A group of descendants and survivors of the 1921 Tulsa Massacre filed an appeal to the Oklahoma Supreme Court on Friday, requesting it to pick up a case that a lower court dismissed last month.
The group is calling for reparations for the century-old attack on the city’s prosperous Black neighborhood, nicknamed “Black Wall Street.” Lawyers representing the Tulsa survivors announced the appeal in a news conference Monday in front of the Oklahoma Judicial Center in Oklahoma City, stating that the lower court wrongly dismissed the case last month.
“We stand on the shoulders of so many,” said Damario Solomon-Simmons, civil rights attorney and founder of the Justice for Greenwood Foundation. “The thousands that suffered the massacre and the hundreds that have been fighting for justice since that time,” he continued.
Solomon-Simmons, who brought the lawsuit under Oklahoma’s public nuisance law, said he wants the high court to return the case to the district level for discovery, and for a judge to decide the case on its merits.
Survivors Lessie E. Benningfield Randle, Hughes Van Ellis and Viola Fletcher — all of whom are over 100 years old — previously had filed a lawsuit labeling the 1921 massacre as one of “the worst acts of domestic terrorism in United State history since slavery” and said the attack robbed thousands of Black residents of their self-determination, which continues to have harsh impacts on the community today.

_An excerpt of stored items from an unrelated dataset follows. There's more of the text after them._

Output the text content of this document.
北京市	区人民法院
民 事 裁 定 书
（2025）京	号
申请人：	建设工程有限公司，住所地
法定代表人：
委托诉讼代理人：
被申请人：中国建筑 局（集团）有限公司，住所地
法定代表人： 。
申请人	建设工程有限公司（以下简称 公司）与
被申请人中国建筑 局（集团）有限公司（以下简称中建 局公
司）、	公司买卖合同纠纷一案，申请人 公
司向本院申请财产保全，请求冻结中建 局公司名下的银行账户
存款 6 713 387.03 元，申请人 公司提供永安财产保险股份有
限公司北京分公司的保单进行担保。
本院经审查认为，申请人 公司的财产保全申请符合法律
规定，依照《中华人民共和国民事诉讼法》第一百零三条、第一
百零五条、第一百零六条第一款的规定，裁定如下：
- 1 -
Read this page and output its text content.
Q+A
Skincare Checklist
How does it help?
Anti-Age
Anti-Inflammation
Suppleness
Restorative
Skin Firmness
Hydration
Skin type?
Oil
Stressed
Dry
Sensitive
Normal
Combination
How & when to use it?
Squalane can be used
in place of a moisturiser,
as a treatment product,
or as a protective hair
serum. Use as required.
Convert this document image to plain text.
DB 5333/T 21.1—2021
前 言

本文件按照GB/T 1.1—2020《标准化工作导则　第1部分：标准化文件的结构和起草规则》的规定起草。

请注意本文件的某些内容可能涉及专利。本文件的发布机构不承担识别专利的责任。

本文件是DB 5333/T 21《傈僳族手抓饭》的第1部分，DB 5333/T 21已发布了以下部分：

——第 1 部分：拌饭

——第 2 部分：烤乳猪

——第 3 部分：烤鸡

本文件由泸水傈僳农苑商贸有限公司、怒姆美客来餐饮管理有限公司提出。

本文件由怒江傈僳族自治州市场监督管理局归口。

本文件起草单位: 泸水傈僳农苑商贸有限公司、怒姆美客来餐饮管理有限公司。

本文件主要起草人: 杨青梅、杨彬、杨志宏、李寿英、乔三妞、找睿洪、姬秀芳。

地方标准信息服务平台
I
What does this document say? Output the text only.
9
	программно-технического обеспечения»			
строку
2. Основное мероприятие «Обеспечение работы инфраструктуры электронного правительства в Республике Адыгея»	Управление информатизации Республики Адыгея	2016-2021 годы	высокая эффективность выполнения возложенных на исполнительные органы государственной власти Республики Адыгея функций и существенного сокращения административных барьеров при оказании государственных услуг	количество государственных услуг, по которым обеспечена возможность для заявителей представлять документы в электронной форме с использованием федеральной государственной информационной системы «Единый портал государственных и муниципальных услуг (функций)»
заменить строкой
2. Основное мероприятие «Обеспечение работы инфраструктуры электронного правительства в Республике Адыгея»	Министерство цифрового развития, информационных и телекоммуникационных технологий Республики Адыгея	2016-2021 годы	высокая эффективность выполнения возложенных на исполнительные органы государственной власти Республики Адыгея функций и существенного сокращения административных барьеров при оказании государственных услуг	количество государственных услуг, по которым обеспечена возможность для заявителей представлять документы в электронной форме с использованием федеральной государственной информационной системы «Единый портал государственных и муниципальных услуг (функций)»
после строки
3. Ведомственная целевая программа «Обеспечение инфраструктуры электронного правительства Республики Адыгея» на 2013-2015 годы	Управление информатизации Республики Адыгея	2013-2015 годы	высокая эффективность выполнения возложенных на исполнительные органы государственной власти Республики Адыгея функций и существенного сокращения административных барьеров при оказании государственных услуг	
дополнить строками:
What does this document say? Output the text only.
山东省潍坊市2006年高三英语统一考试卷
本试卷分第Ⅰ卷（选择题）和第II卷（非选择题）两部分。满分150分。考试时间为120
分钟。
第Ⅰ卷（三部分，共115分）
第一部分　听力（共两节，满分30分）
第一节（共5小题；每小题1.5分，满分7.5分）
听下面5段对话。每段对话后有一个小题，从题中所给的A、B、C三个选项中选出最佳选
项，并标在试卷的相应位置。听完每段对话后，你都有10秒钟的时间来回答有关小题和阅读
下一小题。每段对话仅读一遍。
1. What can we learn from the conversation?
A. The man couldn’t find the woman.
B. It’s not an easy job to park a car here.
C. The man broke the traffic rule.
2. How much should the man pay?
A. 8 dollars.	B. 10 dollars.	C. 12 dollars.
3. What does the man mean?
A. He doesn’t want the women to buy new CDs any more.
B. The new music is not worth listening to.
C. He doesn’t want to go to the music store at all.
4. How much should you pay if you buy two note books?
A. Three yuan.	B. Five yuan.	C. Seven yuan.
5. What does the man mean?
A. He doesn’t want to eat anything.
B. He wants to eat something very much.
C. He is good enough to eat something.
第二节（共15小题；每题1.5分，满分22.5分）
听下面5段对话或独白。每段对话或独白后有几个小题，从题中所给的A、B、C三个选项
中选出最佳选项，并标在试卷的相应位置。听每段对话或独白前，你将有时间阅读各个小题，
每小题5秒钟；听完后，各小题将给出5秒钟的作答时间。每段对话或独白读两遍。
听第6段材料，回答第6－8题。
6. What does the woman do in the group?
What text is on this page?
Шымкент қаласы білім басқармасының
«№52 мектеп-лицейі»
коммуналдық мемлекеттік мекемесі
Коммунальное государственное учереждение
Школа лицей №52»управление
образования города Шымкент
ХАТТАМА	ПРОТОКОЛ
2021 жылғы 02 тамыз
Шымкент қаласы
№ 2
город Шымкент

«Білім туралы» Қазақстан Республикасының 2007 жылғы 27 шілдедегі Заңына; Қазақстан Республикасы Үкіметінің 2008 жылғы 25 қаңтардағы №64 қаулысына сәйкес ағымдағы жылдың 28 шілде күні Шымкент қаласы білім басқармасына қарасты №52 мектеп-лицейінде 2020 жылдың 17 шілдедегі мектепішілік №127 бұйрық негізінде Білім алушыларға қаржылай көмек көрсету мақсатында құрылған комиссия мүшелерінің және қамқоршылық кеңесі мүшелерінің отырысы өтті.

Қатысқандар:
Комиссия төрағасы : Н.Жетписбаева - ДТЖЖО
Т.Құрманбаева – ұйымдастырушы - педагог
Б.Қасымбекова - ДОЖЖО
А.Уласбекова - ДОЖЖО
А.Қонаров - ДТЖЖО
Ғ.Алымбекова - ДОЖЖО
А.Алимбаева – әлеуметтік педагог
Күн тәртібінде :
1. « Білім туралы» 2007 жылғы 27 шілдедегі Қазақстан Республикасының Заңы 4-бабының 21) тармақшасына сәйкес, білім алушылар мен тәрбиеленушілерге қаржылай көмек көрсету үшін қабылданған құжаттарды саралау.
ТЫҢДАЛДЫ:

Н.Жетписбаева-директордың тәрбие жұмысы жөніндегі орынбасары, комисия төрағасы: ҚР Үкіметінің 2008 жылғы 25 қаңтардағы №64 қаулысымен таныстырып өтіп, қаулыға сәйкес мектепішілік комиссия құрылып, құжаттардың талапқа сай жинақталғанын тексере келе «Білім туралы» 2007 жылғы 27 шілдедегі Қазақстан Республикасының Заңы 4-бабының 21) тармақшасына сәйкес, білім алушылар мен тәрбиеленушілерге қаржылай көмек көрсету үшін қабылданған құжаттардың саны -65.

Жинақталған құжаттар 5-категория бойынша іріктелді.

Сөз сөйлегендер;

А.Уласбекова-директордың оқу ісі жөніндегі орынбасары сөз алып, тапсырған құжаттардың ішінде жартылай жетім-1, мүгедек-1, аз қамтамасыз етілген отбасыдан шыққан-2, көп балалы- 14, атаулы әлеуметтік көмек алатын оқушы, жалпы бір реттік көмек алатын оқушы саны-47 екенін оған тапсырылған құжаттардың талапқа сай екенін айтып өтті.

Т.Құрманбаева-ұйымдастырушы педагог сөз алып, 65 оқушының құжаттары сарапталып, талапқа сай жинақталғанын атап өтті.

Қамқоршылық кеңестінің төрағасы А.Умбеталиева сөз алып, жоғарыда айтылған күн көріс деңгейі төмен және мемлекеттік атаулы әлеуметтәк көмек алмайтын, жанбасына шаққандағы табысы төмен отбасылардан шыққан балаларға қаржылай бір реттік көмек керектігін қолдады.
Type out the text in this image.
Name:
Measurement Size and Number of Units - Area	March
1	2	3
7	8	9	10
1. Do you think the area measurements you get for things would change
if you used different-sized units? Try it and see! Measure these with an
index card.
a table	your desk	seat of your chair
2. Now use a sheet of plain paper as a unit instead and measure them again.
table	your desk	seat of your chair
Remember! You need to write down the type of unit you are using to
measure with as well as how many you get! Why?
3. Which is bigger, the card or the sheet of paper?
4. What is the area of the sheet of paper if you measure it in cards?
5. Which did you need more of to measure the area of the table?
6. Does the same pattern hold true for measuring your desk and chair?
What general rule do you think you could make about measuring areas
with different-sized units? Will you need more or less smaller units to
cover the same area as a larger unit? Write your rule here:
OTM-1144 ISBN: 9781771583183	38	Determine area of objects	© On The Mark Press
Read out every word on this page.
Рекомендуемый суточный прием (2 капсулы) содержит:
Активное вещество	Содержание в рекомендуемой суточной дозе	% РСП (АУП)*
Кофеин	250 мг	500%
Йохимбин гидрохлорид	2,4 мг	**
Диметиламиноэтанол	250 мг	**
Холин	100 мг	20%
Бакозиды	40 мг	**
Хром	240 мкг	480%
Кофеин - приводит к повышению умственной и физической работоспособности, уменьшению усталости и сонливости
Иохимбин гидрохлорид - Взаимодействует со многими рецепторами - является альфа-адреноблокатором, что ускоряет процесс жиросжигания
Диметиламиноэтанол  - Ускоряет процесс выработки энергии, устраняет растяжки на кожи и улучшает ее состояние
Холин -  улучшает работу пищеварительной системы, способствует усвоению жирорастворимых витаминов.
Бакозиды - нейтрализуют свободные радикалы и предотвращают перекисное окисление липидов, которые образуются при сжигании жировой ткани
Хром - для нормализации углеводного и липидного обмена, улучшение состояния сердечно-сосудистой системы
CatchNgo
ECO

Their suit, filed in 2020, sought reparations for the victims and descendants of the massacre, including an unnamed amount for punitive damages, a compensation fund, a scholarship program for descendants of those living in the Greenwood district at the time of the massacre, mental health and education programs for Greenwood residents.
Ellis, Fletcher and Randle did not attend Monday’s news conference.
Tulsa’s Greenwood neighborhood thrived with Black-owned businesses in 1921, when white rioters looted and burned 35 blocks, destroying more than 1,200 homes and businesses. As many as 300 people were killed and at least 800 others were injured. The tragic event also left more than 9,000 Black residents without homes, with the property damage throughout Greenwood estimated to be between $50 million and $100 million in today’s money, according to the lawsuit.
The city and insurance companies never compensated victims for their losses, and the massacre ultimately resulted in racial and economic disparities that still exist today, the lawsuit argues.
Some of the defendants named in the original lawsuit are the City of Tulsa, Tulsa County, the Tulsa Development Authority and the Oklahoma Military Department. Oklahoma Judge Caroline Wall sided with the defendants in her July ruling and dismissed the suit with prejudice, so it could not be refiled in state court.
A spokesperson for the City of Tulsa, Michelle Brooks, declined to comment, citing the pending litigation, according to The Associated Press.
Regina Goodwin, a member of the Oklahoma House of Representatives for the 73rd District, said during Monday’s press conference that Wall’s decision perpetuates the pain and injustice for the massacre survivors.
“We have trials just to get into trials,” said Goodwin, whose great-grandfathers survived the massacre. “That’s what has been the history of many Black folks as long as I’ve been living and before I was born and long after I’ll be gone.”